Will nunca havia falado sobre sua alma gêmea. Tínhamos tocado no assunto uma vez já, mas não foi difícil notar que isso o incomodava e o deixava triste, então eu evitava falar sobre. Minha aposta é que ele não tinha encontrado alguém ainda e por isso se sentia decepcionado. Já havia ouvido relatos de pessoas que nunca conheceram a sua e de como sentiam que um pedaço delas faltava, e sobre seus desejos desesperados de encontrá-la. A maioria das histórias eram angustiantes e pareciam sair de um enredo de tragédia e depois de ler e ouvir algumas eu prometi a mim mesmo que nunca mais me aprofundaria no assunto. Vários gatilhos. Quando levantei a hipótese de Will lembro de ter sentido um medo incomodo, uma insegurança astuta. Eu conversei bastante com Jason sobre isso para superar a ideia de que quando ele a encontrasse ele me largaria.

— Eu o encontrei quando tinha três anos. – Continuou enfim, observando a casa que se estendia ao lado da que estávamos. – Éramos vizinhos que nasceram no mesmo dia, mês e ano. Meu pai disse que logo que nos colocaram frente a frente pela primeira vez o fio apareceu e todos conseguiram ver. A tia Branca contou várias vezes sobre a festa que fizeram naquele dia, explicando que era muito raro nos encontrarmos tão jovens e sobre a coincidência de termos nascido no mesmo dia. Sério, ouvimos tanto sobre isso que decoramos seu discurso. Lee costumava imitar a tia nas noites de sexta feira quando nos juntávamos para comer pizza. – Ele ria nostálgico. Um riso triste que eu quis arrancar de seu rosto imediatamente.

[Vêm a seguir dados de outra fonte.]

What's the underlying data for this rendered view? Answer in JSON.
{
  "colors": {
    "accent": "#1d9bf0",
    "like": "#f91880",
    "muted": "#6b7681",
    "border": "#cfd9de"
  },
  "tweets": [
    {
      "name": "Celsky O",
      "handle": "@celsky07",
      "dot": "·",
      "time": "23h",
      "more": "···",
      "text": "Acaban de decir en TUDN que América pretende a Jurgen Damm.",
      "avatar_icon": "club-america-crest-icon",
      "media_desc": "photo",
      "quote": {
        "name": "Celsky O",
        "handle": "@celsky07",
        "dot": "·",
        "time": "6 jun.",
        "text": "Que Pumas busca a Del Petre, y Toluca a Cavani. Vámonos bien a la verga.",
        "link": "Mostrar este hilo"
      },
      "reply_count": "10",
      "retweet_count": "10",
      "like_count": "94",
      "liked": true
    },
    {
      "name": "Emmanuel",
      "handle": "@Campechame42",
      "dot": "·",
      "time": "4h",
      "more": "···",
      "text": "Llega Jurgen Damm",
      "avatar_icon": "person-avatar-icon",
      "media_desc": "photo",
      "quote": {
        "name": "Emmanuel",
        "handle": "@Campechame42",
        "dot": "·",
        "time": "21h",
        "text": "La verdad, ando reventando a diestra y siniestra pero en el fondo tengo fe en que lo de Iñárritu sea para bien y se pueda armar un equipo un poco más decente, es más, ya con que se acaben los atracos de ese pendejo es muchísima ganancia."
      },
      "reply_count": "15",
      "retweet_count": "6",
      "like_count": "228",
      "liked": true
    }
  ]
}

— Então o nome dele era Lee. – Comentei no silêncio que ele deixou estender mais uma vez.

— Lee Fletcher. – O sorriso cortou meu coração mais uma vez. – Nós vivíamos brigando. Minha mãe dizia que éramos como todos os bons irmãos. Fazíamos tudo juntos e estávamos sempre um na casa do outro, isso nunca mudou, mesmo depois que recebemos o diagnóstico dele com quinze anos. Leucemia. – As primeiras lágrimas desceram, não só em seu rosto, mas no meu também. Apertei mais o nosso abraço tentando lhe passar alguma segurança que o permitisse continuar sem desmoronar.  – A doença avançou rápido, era agressiva demais. Ele precisava de um transplante de medula, mas o banco nunca encontrou ninguém compatível. Eu fiz o teste, achei que como éramos almas gêmeas que tinham nascido no mesmo dia eu com certeza conseguiria ajudar, afinal, do que servia tanta coincidência, certo? Mas eu não consegui e no fim não serviu de nada. Ele morreu antes de fazermos dezesseis. – Eu queria dizer que sentia muito, e realmente sentia, mas me segurei. Não lhe traria nenhum conforto. Apenas continuei o abraçando e puxei sua cabeça para que apoiasse no meu ombro e eu pudesse acariciar seus cabelos emaranhados. Com a voz embargada ele continuou. – O pai dele morreu pouco depois e eu acabei sendo a única coisa que sobrou de Lee. A única lembrança física que a tia tem, e ela é tudo que eu tenho. Nós mantemos contato e ela é como uma segunda mãe para mim. Sempre que ela sente saudades eu venho imediatamente. Aquele dia do jantar ela me ligou chorando com saudades do Lee, então eu vim. Percy não gosta muito, diz que não é saudável e que eu não deveria largar tudo sempre para vir aqui, mas eu não consigo não vir. Lee é uma parte de mim, uma parte muito grande que se foi e a tia é a única coisa que preenche esse vazio, mesmo que só um pouco.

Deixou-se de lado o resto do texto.